Da parte di Stefano:  Caro Enrico, seguo da un po’ il tuo blog perché ho condiviso da subito l’impostazione che hai dato e cioè che i sessantenni (ne ho 63) non devono pensare di essere vecchi e invece hanno un sacco di occasioni per godersi ancora un bel tratto di vita. Penso che questo sia giusto e cerco anche di praticarlo. Insieme a mio figlio stiamo costruendo una piccola casa in montagna che sarà soprattutto per lui e la sua famiglia, questa cosa ci piace tantissimo e io seguo i lavori che sono abbastanza impegnativi.
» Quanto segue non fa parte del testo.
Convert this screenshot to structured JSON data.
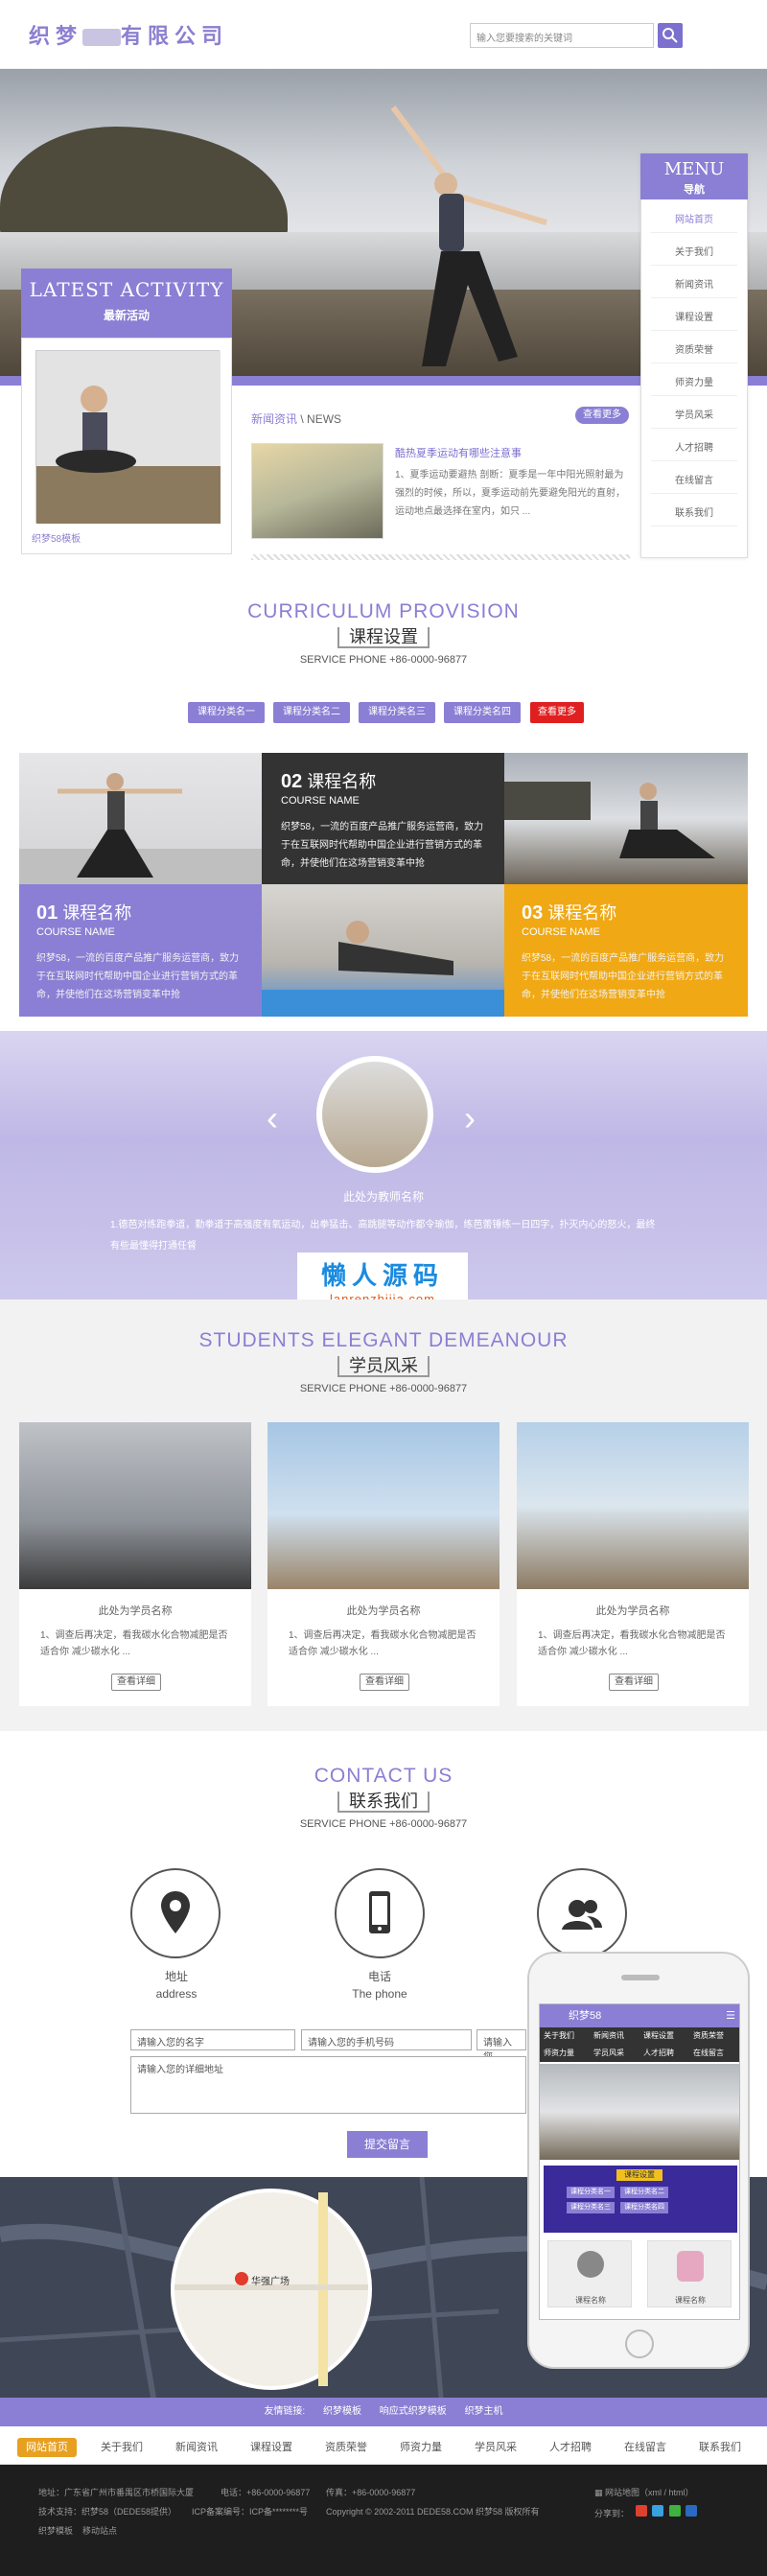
{
  "header": {
    "logo_a": "织梦",
    "logo_b": "有限公司",
    "search_placeholder": "输入您要搜索的关键词"
  },
  "latest": {
    "title_en": "LATEST ACTIVITY",
    "title_cn": "最新活动",
    "caption": "织梦58模板"
  },
  "news": {
    "tab_cn": "新闻资讯",
    "tab_en": "\\ NEWS",
    "more": "查看更多",
    "title": "酷热夏季运动有哪些注意事",
    "body": "1、夏季运动要避热 剖断：夏季是一年中阳光照射最为强烈的时候，所以，夏季运动前先要避免阳光的直射，运动地点最选择在室内，如只 ..."
  },
  "menu": {
    "title_en": "MENU",
    "title_cn": "导航",
    "items": [
      "网站首页",
      "关于我们",
      "新闻资讯",
      "课程设置",
      "资质荣誉",
      "师资力量",
      "学员风采",
      "人才招聘",
      "在线留言",
      "联系我们"
    ]
  },
  "curriculum": {
    "title_en": "CURRICULUM PROVISION",
    "title_cn": "课程设置",
    "phone": "SERVICE PHONE +86-0000-96877",
    "cats": [
      "课程分类名一",
      "课程分类名二",
      "课程分类名三",
      "课程分类名四",
      "查看更多"
    ],
    "courses": [
      {
        "num": "01",
        "name": "课程名称",
        "en": "COURSE NAME",
        "desc": "织梦58，一流的百度产品推广服务运营商，致力于在互联网时代帮助中国企业进行营销方式的革命，并使他们在这场营销变革中抢"
      },
      {
        "num": "02",
        "name": "课程名称",
        "en": "COURSE NAME",
        "desc": "织梦58，一流的百度产品推广服务运营商，致力于在互联网时代帮助中国企业进行营销方式的革命，并使他们在这场营销变革中抢"
      },
      {
        "num": "03",
        "name": "课程名称",
        "en": "COURSE NAME",
        "desc": "织梦58，一流的百度产品推广服务运营商，致力于在互联网时代帮助中国企业进行营销方式的革命，并使他们在这场营销变革中抢"
      }
    ]
  },
  "teacher": {
    "name": "此处为教师名称",
    "desc": "1.德芭对练跑拳道，勤拳道于高强度有氧运动，出拳猛击、高跳腿等动作都令瑜伽，练芭蕾锤练一日四字，扑灭内心的怒火，最终有些最懂得打通任督"
  },
  "watermark": {
    "cn": "懒人源码",
    "en": "lanrenzhijia.com"
  },
  "students": {
    "title_en": "STUDENTS ELEGANT DEMEANOUR",
    "title_cn": "学员风采",
    "phone": "SERVICE PHONE +86-0000-96877",
    "items": [
      {
        "name": "此处为学员名称",
        "desc": "1、调查后再决定，看我碳水化合物减肥是否适合你 减少碳水化 ...",
        "btn": "查看详细"
      },
      {
        "name": "此处为学员名称",
        "desc": "1、调查后再决定，看我碳水化合物减肥是否适合你 减少碳水化 ...",
        "btn": "查看详细"
      },
      {
        "name": "此处为学员名称",
        "desc": "1、调查后再决定，看我碳水化合物减肥是否适合你 减少碳水化 ...",
        "btn": "查看详细"
      }
    ]
  },
  "contact": {
    "title_en": "CONTACT US",
    "title_cn": "联系我们",
    "phone": "SERVICE PHONE +86-0000-96877",
    "address_cn": "地址",
    "address_en": "address",
    "tel_cn": "电话",
    "tel_en": "The phone",
    "name_ph": "请输入您的名字",
    "mobile_ph": "请输入您的手机号码",
    "addr_ph": "请输入您",
    "detail_ph": "请输入您的详细地址",
    "submit": "提交留言"
  },
  "map": {
    "place": "华强广场"
  },
  "mobile": {
    "title": "织梦58",
    "nav": [
      "关于我们",
      "新闻资讯",
      "课程设置",
      "资质荣誉",
      "师资力量",
      "学员风采",
      "人才招聘",
      "在线留言"
    ],
    "course_title": "课程设置",
    "cats": [
      "课程分类名一",
      "课程分类名二",
      "课程分类名三",
      "课程分类名四"
    ],
    "prod": [
      "课程名称",
      "课程名称"
    ]
  },
  "links": {
    "label": "友情链接:",
    "items": [
      "织梦模板",
      "响应式织梦模板",
      "织梦主机"
    ]
  },
  "footnav": [
    "网站首页",
    "关于我们",
    "新闻资讯",
    "课程设置",
    "资质荣誉",
    "师资力量",
    "学员风采",
    "人才招聘",
    "在线留言",
    "联系我们"
  ],
  "footer": {
    "line1": "地址：广东省广州市番禺区市桥国际大厦",
    "phone": "电话：+86-0000-96877",
    "fax": "传真：+86-0000-96877",
    "support": "技术支持：织梦58（DEDE58提供）",
    "icp": "ICP备案编号：ICP备********号",
    "copyright": "Copyright © 2002-2011 DEDE58.COM 织梦58 版权所有",
    "sitemap": "网站地图（xml / html）",
    "share": "分享到：",
    "tpl": "织梦模板",
    "mobile_site": "移动站点"
  }
}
Non ho smesso del tutto il lavoro nello studio dove ho lavorato per tanti anni, ho un po’ più di tempo libero che però tra aggiornamenti e qualche viaggio (altra cosa che mi piace molto) si riempie subito di cose da fare. Quindi va tutto bene. Però quest’estate per la prima volta in vita mia mi sono sentito svuotato di forze e incapace di fare le camminate che ho sempre fatto. Di salute sto bene, ma è come se il motore andasse a meno giri e avesse bisogno di soste continue. Così mi sono domandato se è proprio vero che tutte queste opportunità potremo godercele ancora…e mi sono risposto che è una questione di dosaggio. Non dobbiamo farci l’illusione di programmi come se avessimo trent’anni ma usare le nostre forze sulle cose più importanti.

Filosofia assolutamente condivisibile, caro Stefano.